Florida A&M University announced last week that it has partnered with Parker Dewey’s micro-internship program. This program allows students to take part in short-term, paid and professional projects with different companies in different fields.
The beauty of the program is that it allows those interested to explore different career paths without taking too much time or energy away from other opportunities. This is also a quick and easy way for individuals to showcase their talents and expertise to future employers.
Micro-Internships are used by an array of companies; from those in the Fortune 100 to up-and-coming startups. The most general departments that are offered include sales, marketing, technology, human resources and finance with other options as well. This style of internship has shown to help students improve in the classroom as well, as they are able to apply what they learn in school to real-world projects and/or assignments.

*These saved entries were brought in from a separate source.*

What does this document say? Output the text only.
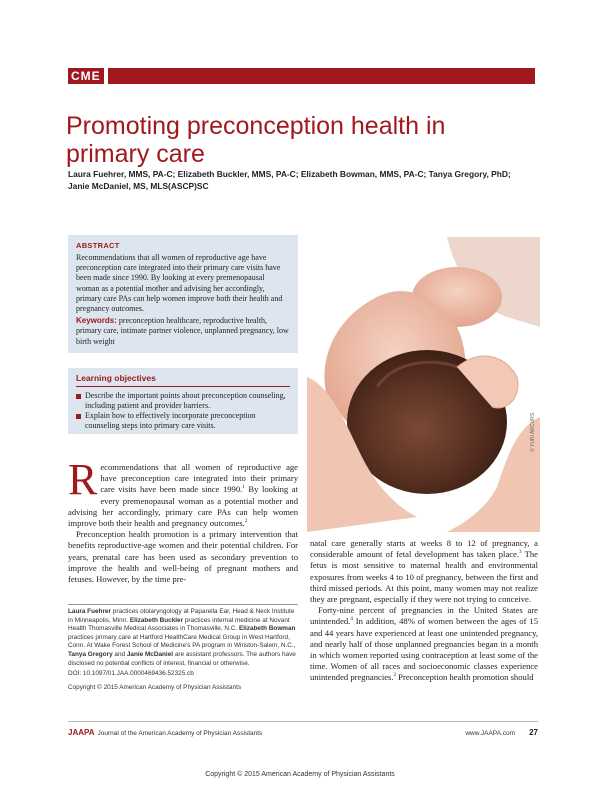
CME
Promoting preconception health in
primary care
Laura Fuehrer, MMS, PA-C; Elizabeth Buckler, MMS, PA-C; Elizabeth Bowman, MMS, PA-C; Tanya Gregory, PhD;
Janie McDaniel, MS, MLS(ASCP)SC
ABSTRACT

Recommendations that all women of reproductive age have preconception care integrated into their primary care visits have been made since 1990. By looking at every premenopausal woman as a potential mother and advising her accordingly, primary care PAs can help women improve both their health and pregnancy outcomes.

Keywords: preconception healthcare, reproductive health, primary care, intimate partner violence, unplanned pregnancy, low birth weight

Learning objectives
Describe the important points about preconception counseling, including patient and provider barriers.
Explain how to effectively incorporate preconception counseling steps into primary care visits.	© YURI ARCURS

Recommendations that all women of reproductive age have preconception care integrated into their primary care visits have been made since 1990.$^1$ By looking at every premenopausal woman as a potential mother and advising her accordingly, primary care PAs can help women improve both their health and pregnancy outcomes.$^2$

Preconception health promotion is a primary intervention that benefits reproductive-age women and their potential children. For years, prenatal care has been used as secondary prevention to improve the health and well-being of pregnant mothers and fetuses. However, by the time pre-

natal care generally starts at weeks 8 to 12 of pregnancy, a considerable amount of fetal development has taken place.$^3$ The fetus is most sensitive to maternal health and environmental exposures from weeks 4 to 10 of pregnancy, between the first and third missed periods. At this point, many women may not realize they are pregnant, especially if they were not trying to conceive.

Forty-nine percent of pregnancies in the United States are unintended.$^4$ In addition, 48% of women between the ages of 15 and 44 years have experienced at least one unintended pregnancy, and nearly half of those unplanned pregnancies began in a month in which women reported using contraception at least some of the time. Women of all races and socioeconomic classes experience unintended pregnancies.$^2$ Preconception health promotion should

Laura Fuehrer practices otolaryngology at Paparella Ear, Head & Neck Institute in Minneapolis, Minn. Elizabeth Buckler practices internal medicine at Novant Health Thomasville Medical Associates in Thomasville, N.C. Elizabeth Bowman practices primary care at Hartford HealthCare Medical Group in West Hartford, Conn. At Wake Forest School of Medicine's PA program in Winston-Salem, N.C., Tanya Gregory and Janie McDaniel are assistant professors. The authors have disclosed no potential conflicts of interest, financial or otherwise.

DOI: 10.1097/01.JAA.0000469436.52325.cb

Copyright © 2015 American Academy of Physician Assistants

JAAPA Journal of the American Academy of Physician Assistants	www.JAAPA.com 27
Copyright © 2015 American Academy of Physician Assistants
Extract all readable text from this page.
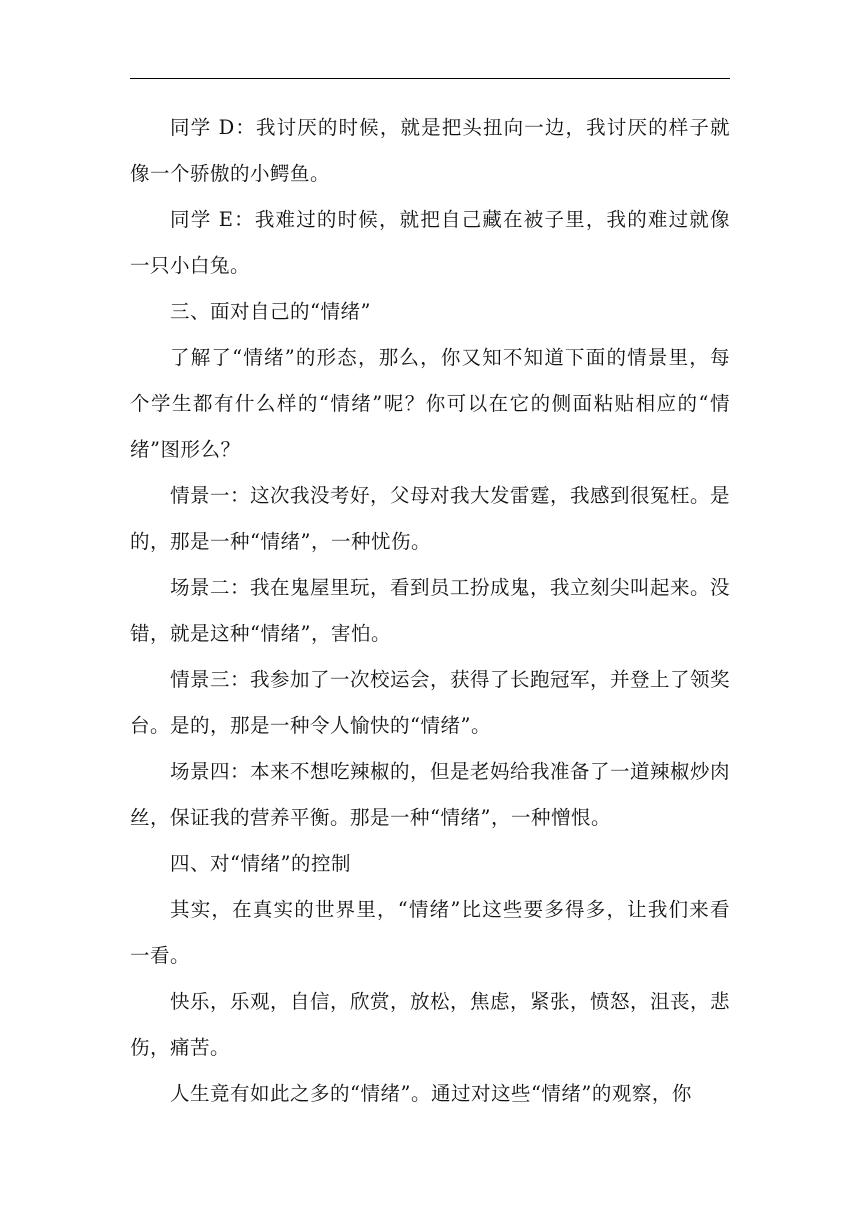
同学 D：我讨厌的时候，就是把头扭向一边，我讨厌的样子就像一个骄傲的小鳄鱼。

同学 E：我难过的时候，就把自己藏在被子里，我的难过就像一只小白兔。

三、面对自己的“情绪”

了解了“情绪”的形态，那么，你又知不知道下面的情景里，每个学生都有什么样的“情绪”呢？你可以在它的侧面粘贴相应的“情绪”图形么？

情景一：这次我没考好，父母对我大发雷霆，我感到很冤枉。是的，那是一种“情绪”，一种忧伤。

场景二：我在鬼屋里玩，看到员工扮成鬼，我立刻尖叫起来。没错，就是这种“情绪”，害怕。

情景三：我参加了一次校运会，获得了长跑冠军，并登上了领奖台。是的，那是一种令人愉快的“情绪”。

场景四：本来不想吃辣椒的，但是老妈给我准备了一道辣椒炒肉丝，保证我的营养平衡。那是一种“情绪”，一种憎恨。

四、对“情绪”的控制

其实，在真实的世界里，“情绪”比这些要多得多，让我们来看一看。

快乐，乐观，自信，欣赏，放松，焦虑，紧张，愤怒，沮丧，悲伤，痛苦。

人生竟有如此之多的“情绪”。通过对这些“情绪”的观察，你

Ranata Hughes, an instructor and the internship director in the School of Journalism and Graphic Communication at FAMU, sees a lot of benefits that could as a result of this partnership for students of all classifications.
“While short-term internships are not equivalent to traditional internships, they are still great in helping students gain experience,” Hughes said. “These experiences are good for quickly building their portfolio.
Micro internships are beneficial because of networking.”
“Students get to network with a variety of companies, which could assist them in getting hired much faster,” Hughes added.
Cydni Dariso, a first-year pre-nursing student at FAMU, believes this new partnership with the university would be very helpful for freshmen in any program.
“I personally don’t have my complete bearings as far as what I want my future to be.” Dariso said. “So with a program like this I feel as if it would allow students in my position to experience different areas of interest before making a permanent decision career-wise.”
“I feel as though the internship wouldn’t take away any time or effort.” Dariso added. “If anything, it sounds like it would be more of a bonus than a hindrance for someone’s academic journey.”
Medan McCants, a senior business major at FAMU, believes this is an opportunity that even those in their final semester could benefit from.
“I could see myself or others in my position partaking in this program, due to many students feeling uncomfortable on what’s next after their collegiate career,” McCants said. “This is something that I wish FAMU did in the past. Kids such as myself in the beginning weren’t as connected and didn’t fully understand what you want for yourself in the future.”